Czy ten projekt zmieni status Aarhus?Jestem o tym przekonany. To nie tylko projekt techniczny, ale i twarz miasta. Tramwaj szybko staje się symbolem danego ośrodka, stąd też staraliśmy się przyjąć projekt pojazdów, który będzie pasował do duńskiego wyobrażenia dobrego projektu, dobrej jakości i dobrej obsługi.
Czy projekt posłużył też zmienianiu oblicza miasta i wyglądu ulic?Jedna z arterii, która składała się z trzech pasów w każdą stronę, zupełnie zmieni swoje dotąd nieatrakcyjne oblicze. Wraz z torowiskiem wprowadzamy zieleń. Ponadto przebudowujemy część portową miasta, czyli w stronę, w którą rozwija się teraz miasto.
Tramwaj Stadlera, zaprezentowany na targach InnoTrans, będzie też mógł obsługiwać trasy lekkiej kolei?Tak, pojazdy te będą wyposażone w kolejowe systemy sterowania, więc będzie mógł obsługiwać te trasy z prędkością do 70-80 km/h.
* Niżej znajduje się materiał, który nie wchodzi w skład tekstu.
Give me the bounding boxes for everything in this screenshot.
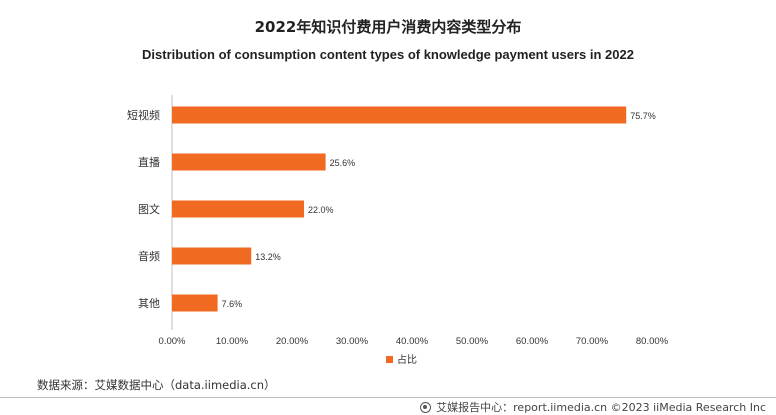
category-label: 图文 [138,202,160,216]
footer-text: 艾媒报告中心：report.iimedia.cn ©2023 iiMedia R… [436,401,766,414]
x-tick-label: 10.00% [216,336,249,347]
bar-3 [172,247,252,265]
data-label: 13.2% [255,252,281,262]
category-label: 短视频 [127,108,160,122]
category-label: 直播 [138,155,160,169]
category-label: 其他 [138,297,160,310]
chart-title: 2022年知识付费用户消费内容类型分布 [254,18,522,36]
x-tick-label: 40.00% [396,336,429,347]
x-tick-label: 80.00% [636,336,669,347]
bar-4 [172,294,218,312]
data-label: 22.0% [308,205,334,215]
x-tick-label: 0.00% [159,336,186,347]
data-label: 25.6% [330,158,356,168]
data-source: 数据来源：艾媒数据中心（data.iimedia.cn） [37,378,276,392]
bar-1 [172,153,326,171]
x-tick-label: 20.00% [276,336,309,347]
x-tick-label: 70.00% [576,336,609,347]
chart-subtitle: Distribution of consumption content type… [142,47,634,62]
footer-divider [0,397,776,398]
x-tick-label: 50.00% [456,336,489,347]
legend-swatch [386,356,393,363]
x-tick-label: 60.00% [516,336,549,347]
bar-0 [172,106,627,124]
data-label: 75.7% [630,111,656,121]
x-tick-label: 30.00% [336,336,369,347]
iimedia-logo-icon [420,401,432,413]
bar-2 [172,200,304,218]
data-label: 7.6% [222,299,243,309]
category-label: 音频 [138,249,160,263]
legend-label: 占比 [397,353,417,366]
footer: 艾媒报告中心：report.iimedia.cn ©2023 iiMedia R… [420,399,766,415]
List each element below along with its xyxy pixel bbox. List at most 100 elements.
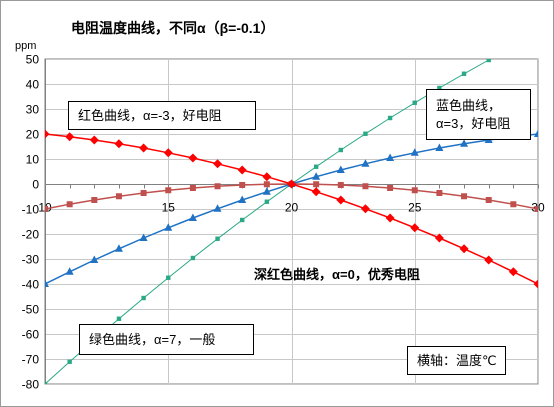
y-tick-label: 40 bbox=[26, 78, 40, 92]
annotation-text: 红色曲线，α=-3，好电阻 bbox=[78, 108, 222, 123]
y-axis-label: ppm bbox=[15, 40, 36, 52]
x-tick-label: 20 bbox=[285, 201, 299, 215]
square-marker bbox=[67, 359, 72, 364]
triangle-marker bbox=[164, 223, 173, 231]
diamond-marker bbox=[213, 159, 223, 169]
square-marker bbox=[115, 193, 122, 200]
square-marker bbox=[165, 187, 172, 194]
diamond-marker bbox=[434, 233, 444, 243]
diamond-marker bbox=[139, 143, 149, 153]
square-marker bbox=[263, 181, 270, 188]
square-marker bbox=[536, 32, 540, 36]
square-marker bbox=[387, 115, 393, 121]
diamond-marker bbox=[163, 148, 173, 158]
y-tick-label: 10 bbox=[26, 153, 40, 167]
square-marker bbox=[215, 236, 220, 241]
triangle-marker bbox=[336, 165, 345, 173]
y-tick-label: -50 bbox=[22, 303, 40, 317]
square-marker bbox=[511, 45, 515, 49]
y-tick-label: 30 bbox=[26, 103, 40, 117]
square-marker bbox=[362, 183, 369, 190]
annotation-text: 深红色曲线，α=0，优秀电阻 bbox=[254, 267, 420, 282]
y-tick-label: -40 bbox=[22, 278, 40, 292]
triangle-marker bbox=[435, 143, 444, 151]
square-marker bbox=[437, 85, 442, 91]
y-tick-label: 20 bbox=[26, 128, 40, 142]
diamond-marker bbox=[336, 195, 346, 205]
diamond-marker bbox=[237, 165, 247, 175]
triangle-marker bbox=[65, 267, 74, 275]
y-tick-label: -30 bbox=[22, 253, 40, 267]
diamond-marker bbox=[188, 153, 198, 163]
x-tick-label: 25 bbox=[408, 201, 422, 215]
square-marker bbox=[412, 100, 417, 105]
chart-title: 电阻温度曲线，不同α（β=-0.1） bbox=[71, 20, 274, 36]
triangle-marker bbox=[460, 139, 469, 147]
square-marker bbox=[387, 185, 394, 191]
square-marker bbox=[190, 255, 196, 261]
annotation-text: α=3，好电阻 bbox=[436, 116, 510, 131]
square-marker bbox=[189, 185, 196, 191]
annotation-text: 蓝色曲线， bbox=[436, 98, 501, 113]
diamond-marker bbox=[484, 255, 494, 265]
square-marker bbox=[461, 193, 468, 200]
square-marker bbox=[239, 182, 246, 188]
triangle-marker bbox=[90, 255, 99, 263]
square-marker bbox=[337, 182, 344, 188]
triangle-marker bbox=[534, 129, 538, 137]
square-marker bbox=[116, 316, 122, 321]
triangle-marker bbox=[188, 213, 197, 221]
square-marker bbox=[313, 181, 320, 188]
diamond-marker bbox=[65, 132, 75, 142]
square-marker bbox=[264, 199, 270, 204]
diamond-marker bbox=[89, 135, 99, 145]
square-marker bbox=[66, 201, 73, 208]
series-group bbox=[45, 32, 540, 384]
triangle-marker bbox=[213, 204, 222, 212]
square-marker bbox=[91, 197, 98, 203]
diamond-marker bbox=[533, 279, 538, 289]
x-tick-label: 15 bbox=[162, 201, 176, 215]
y-tick-label: 0 bbox=[32, 178, 39, 192]
annotation-text: 横轴：温度℃ bbox=[417, 353, 497, 368]
diamond-marker bbox=[360, 204, 370, 214]
y-tick-label: -80 bbox=[22, 378, 40, 392]
triangle-marker bbox=[361, 159, 370, 167]
square-marker bbox=[485, 197, 492, 203]
square-marker bbox=[436, 190, 443, 196]
diamond-marker bbox=[410, 223, 420, 233]
annotation-box bbox=[426, 89, 531, 140]
square-marker bbox=[510, 201, 517, 208]
diamond-marker bbox=[114, 139, 124, 149]
diamond-marker bbox=[508, 267, 518, 277]
square-marker bbox=[486, 59, 491, 63]
annotation-box bbox=[79, 324, 254, 355]
y-tick-label: -60 bbox=[22, 328, 40, 342]
square-marker bbox=[141, 295, 146, 301]
square-marker bbox=[45, 206, 48, 212]
annotation-box bbox=[407, 346, 506, 375]
y-tick-label: -70 bbox=[22, 353, 40, 367]
annotations: 红色曲线，α=-3，好电阻 蓝色曲线， α=3，好电阻深红色曲线，α=0，优秀电阻绿… bbox=[68, 89, 531, 375]
triangle-marker bbox=[139, 233, 148, 241]
diamond-marker bbox=[459, 244, 469, 254]
triangle-marker bbox=[410, 148, 419, 156]
square-marker bbox=[535, 206, 538, 212]
square-marker bbox=[140, 190, 147, 196]
triangle-marker bbox=[114, 244, 123, 252]
square-marker bbox=[411, 187, 418, 194]
diamond-marker bbox=[287, 179, 296, 189]
triangle-marker bbox=[386, 153, 395, 161]
triangle-marker bbox=[238, 195, 247, 203]
annotation-box bbox=[68, 101, 256, 130]
square-marker bbox=[363, 131, 368, 136]
y-tick-label: -10 bbox=[22, 203, 40, 217]
triangle-marker bbox=[45, 279, 49, 287]
y-tick-label: 50 bbox=[26, 53, 40, 67]
square-marker bbox=[461, 71, 467, 76]
square-marker bbox=[338, 147, 343, 153]
annotation-text: 绿色曲线，α=7，一般 bbox=[89, 332, 215, 347]
triangle-marker bbox=[312, 172, 321, 180]
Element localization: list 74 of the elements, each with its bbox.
Ile w sumie nowych kilometrów linii tramwajowych powstanie?To jest najciekawsze w tym całym projekcie. Budujemy tylko 16 km nowych linii, ale w całości osiągniemy 110 km sieci.
Czy zatrudnili państwo pierwszych motorniczych?Tak, Keolis, który będzie operatorem, zatrudnił ośmiu motorniczych, którzy będą pełnić funkcję instruktorów.
Kiedy mieszkańcy będą mogli skorzystać z nowych tramwajów?Zakładamy uruchomienie w maju bądź czerwcu. Wtedy też wyjadą nowe tramwaje Stadlera.
Jak długi jest okres obowiązywania kontraktu z Keolis?Umowa ma charakter otwarty. Podstawowy okres obowiązywania wynosi sześć lat. Potem zarówno oni, jak i my możemy ten kontrakt rozwiązać. Jeśli będą się dobrze sprawować, to będą jeździć dalej.